Здесь уместно дельное примечание. Со времен библейской давности народы мира, не надеясь только на грубую военную силу или разум своих правителей, всегда дополняли их важным фактором психологического давления на общественное мнение противников. К сожалению, наша страна оказалась совершенно неподготовленной к тому, чтобы бороться с Геббельсом и его компанией, уже имевшей большой опыт в демагогии, признаюсь, я не раз удивлялся, как искусно в Берлине отмывали черного кобеля добела. С тотальным государством вообще труднее бороться.

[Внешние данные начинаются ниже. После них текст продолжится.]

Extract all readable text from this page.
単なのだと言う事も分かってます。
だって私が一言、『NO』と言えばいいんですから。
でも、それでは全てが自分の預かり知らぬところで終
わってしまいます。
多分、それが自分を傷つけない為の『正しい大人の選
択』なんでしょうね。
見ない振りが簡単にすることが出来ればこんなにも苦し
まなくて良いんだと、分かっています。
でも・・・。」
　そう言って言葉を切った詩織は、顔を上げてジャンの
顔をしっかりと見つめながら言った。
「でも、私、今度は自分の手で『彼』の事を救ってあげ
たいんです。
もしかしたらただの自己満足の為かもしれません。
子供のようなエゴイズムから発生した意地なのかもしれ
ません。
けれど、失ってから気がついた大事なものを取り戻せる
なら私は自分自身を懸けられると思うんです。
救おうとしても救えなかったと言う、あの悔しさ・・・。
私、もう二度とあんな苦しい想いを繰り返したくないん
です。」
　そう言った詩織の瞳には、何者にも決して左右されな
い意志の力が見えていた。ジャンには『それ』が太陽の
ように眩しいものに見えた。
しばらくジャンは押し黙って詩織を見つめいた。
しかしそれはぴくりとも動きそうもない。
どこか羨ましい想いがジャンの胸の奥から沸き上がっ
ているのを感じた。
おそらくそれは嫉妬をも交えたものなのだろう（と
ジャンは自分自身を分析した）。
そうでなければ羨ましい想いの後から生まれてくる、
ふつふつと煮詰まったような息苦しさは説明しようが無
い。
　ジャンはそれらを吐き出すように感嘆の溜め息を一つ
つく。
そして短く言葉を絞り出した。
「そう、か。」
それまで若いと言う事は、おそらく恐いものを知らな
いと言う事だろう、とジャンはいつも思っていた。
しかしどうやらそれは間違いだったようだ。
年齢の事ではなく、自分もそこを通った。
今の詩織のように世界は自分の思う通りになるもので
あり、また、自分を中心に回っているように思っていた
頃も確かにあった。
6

И не все в нашей контрпропаганде мне нравилось. Помню, когда немецкие коммунисты, живущие в Москве, составили первую листовку, обращенную к гитлеровским солдатам, ее отнесли – ради проверки – Льву Захаровичу М[ехлису], заседавшему в высоких инстанциях. Этот авторитетный товарищ, запросто вхожий к Хозяину, всю листовку снабдил множеством грубейших ругательств по адресу Гитлера, призывая немецких солдат сразу бросать оружие и сдаваться в плен, пока не поздно, иначе им худо будет… Помню растерянность Вильгельма П[ика], увидевшего свое творение в искаженном виде. Мне пришлось крупно поговорить с Поликарповым.
– Вы не верите в силу нашей пропаганды? – укорил он меня.
– В такую вот филькину грамоту, составленную из брани, я не верю. Немецкий солдат наступает, а наш драпает. В такой момент призывать немцев к свержению Гитлера – по меньшей мере нелепо. И до тех пор, пока мы не научимся побеждать, немцы будут нашими листовками подтираться. Убеждать побеждающего врага, чтобы он покорился побежденным, – это занятие для идиотов. Наконец, сами немецкие коммунисты сказали мне, что ругать Гитлера еще не пришло время…
Я советовал вести контрпропаганду осторожно, сначала на тормозах. Напомнить о временах Фридриха Великого, который был очень талантлив, но все-таки разбит русской армией; напомнить о железном канцлере Бисмарке, человеке громадного ума, который предупреждал немцев не задирать хвост перед Россией, иначе Германия разлетится вдребезги; напомнить немцам о том, что Германия еще не расплатилась с Россией за 1813 год, когда именно русский солдат спас Европу и освободил Пруссию от наполеоновской оккупации.
– Наконец, – сказал я, – надо читать по радио дуракам в Берлине стихи немецкого поэта и патриота Арндта, который говорил, что короли приходят и уходят, а сама Пруссия, сам немецкий народ остаются… Если мы сегодня еще не обладаем ораторским искусством Ганса Фриче, радиодиктора Берлина, так давайте подсунем им Бисмарка или Арндта, которые красноречивее Геббельса… Будем бить немцев примерами немецкой истории!
Однажды, прослушав запись передачи на Германию, я сказал Поликарпову, что выпускать ее в эфир никак нельзя.
– Почему? М[ехлис] одобрил текст.
– Нельзя, – объяснил я, – чтобы московский диктор, вещающий на Германию, зараженную антисемитизмом, говорил с сильным еврейским акцентом.